While the worst of the pandemic seems to be fading into the review mirror, ongoing economic and talent challenges continue to roil the U.S., especially in the healthcare sector.
The last three years make it nearly impossible to know what may lie around the corner, but the challenges within the industry lend a bit clarity to what may unfold in the year ahead as investors and health systems reprioritize to address hurdles.
Trends that will likely take place in 2023 include the flow of capital toward new funding opportunities, investors flocking to recession-resistant healthcare assets and retailers continuing “medtail” spinoffs.
CVS vs. Walgreens: The Battle Rages On
The two leading pharmacy retailers continue to ping-pong their healthcare strategies, raising the stakes of primary care, shifting portfolios and delivering new health offerings.
Earlier this month, Walgreens raised the long-term outlook for its U.S. healthcare segment to reflect its recent acquisition of medical group Summit Health. “Walgreens expects the segment to bring in between $14.5 billion and $16 billion in sales in 2025, up from the previous guidance of between $11 billion and $12 billion for that year,” reported Healthcare Dive.
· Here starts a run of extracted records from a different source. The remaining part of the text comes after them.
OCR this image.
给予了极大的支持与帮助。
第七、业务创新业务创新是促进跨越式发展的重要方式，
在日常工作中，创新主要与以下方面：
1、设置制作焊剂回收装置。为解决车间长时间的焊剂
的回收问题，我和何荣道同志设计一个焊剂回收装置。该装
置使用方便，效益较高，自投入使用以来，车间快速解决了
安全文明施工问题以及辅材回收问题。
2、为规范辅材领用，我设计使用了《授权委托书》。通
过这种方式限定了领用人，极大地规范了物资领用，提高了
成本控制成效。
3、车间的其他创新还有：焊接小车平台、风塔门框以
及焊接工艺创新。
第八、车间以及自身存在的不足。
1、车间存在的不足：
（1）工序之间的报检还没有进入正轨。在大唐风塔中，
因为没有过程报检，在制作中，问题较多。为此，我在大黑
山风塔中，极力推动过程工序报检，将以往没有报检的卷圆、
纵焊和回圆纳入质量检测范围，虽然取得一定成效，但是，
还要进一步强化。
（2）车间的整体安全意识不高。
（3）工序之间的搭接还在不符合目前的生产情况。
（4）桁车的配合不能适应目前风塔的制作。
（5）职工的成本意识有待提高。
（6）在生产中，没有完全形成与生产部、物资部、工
Meanwhile, CVS has been on its own march toward primary care market domination with the $100 million investment into Carbon Health. There are reports the retailer is also in talks to acquire Oak Street Health, a chain of primary care centers, for $10 billion.
The duo are also re-evaluating their store strategy. Last year, CVS announced that it would close 900 stores over the next three years, reducing “store density in certain locations,” and Walgreens announced it would be reducing its roster by 200 stores.
In 2023, these two will likely continue to go toe-to-toe in the headlines. Others will also consider forays into the ripe primary care space, so keep a close eye on GE Healthcare and Optum as well.
“Historically, both female reproductive health and overall funding have trailed other groups. In the U.S., women’s health start-ups attracted more than $916 million in 2022, up from $501 million in 2021. Looking ahead, this funding may continue its upward trend as investors recognize the opportunity.”
Women’s Health Will Receive Overdue Resources
Women’s health rights were at the forefront of political discourse in 2022, and this conversation is expected to continue and amplify this year, amid ongoing social and economic unrest.
Historically, both female reproductive health and overall funding have trailed other groups. In the U.S., women’s health start-ups attracted more than $916 million in 2022, up from $501 million in 2021. Looking ahead, this funding may continue its upward trend as investors recognize the opportunity.
Healthcare Real Estate Sub-Sectors Attracting Capital
With ongoing historic inflation, many expect venture capital investment in healthcare to slow, ending the upward trajectory of 2021 and 2022.
However, at Bisnow’s Healthcare Summit, experts shared their belief that the looming recession could provide an opportunity for healthcare real estate to “really shine,” especially within specialty sub-sectors, such as seniors housing and medical office buildings. GlobetSt.com reports that seniors housing occupancy hit 81.4% in Q2 2022, up 3.4% from the pandemic low of 78% in Q2 2021.
Meanwhile, medical office fundamentals are solid — especially when compared to the office sector. Colliers’ research shows that average rents ticked up to $22.61 per square foot in 2021, a year-over-year increase of 1.7% and a new high for the sector. The national vacancy rate fell by 10 basis points to 8.3%, and net absorption across the top 100 markets totaled 19.1 million square feet.
Because healthcare properties have historically outperformed during tough economic cycles, 2023 will likely have an influx of dollars for these “recession resistant” assets.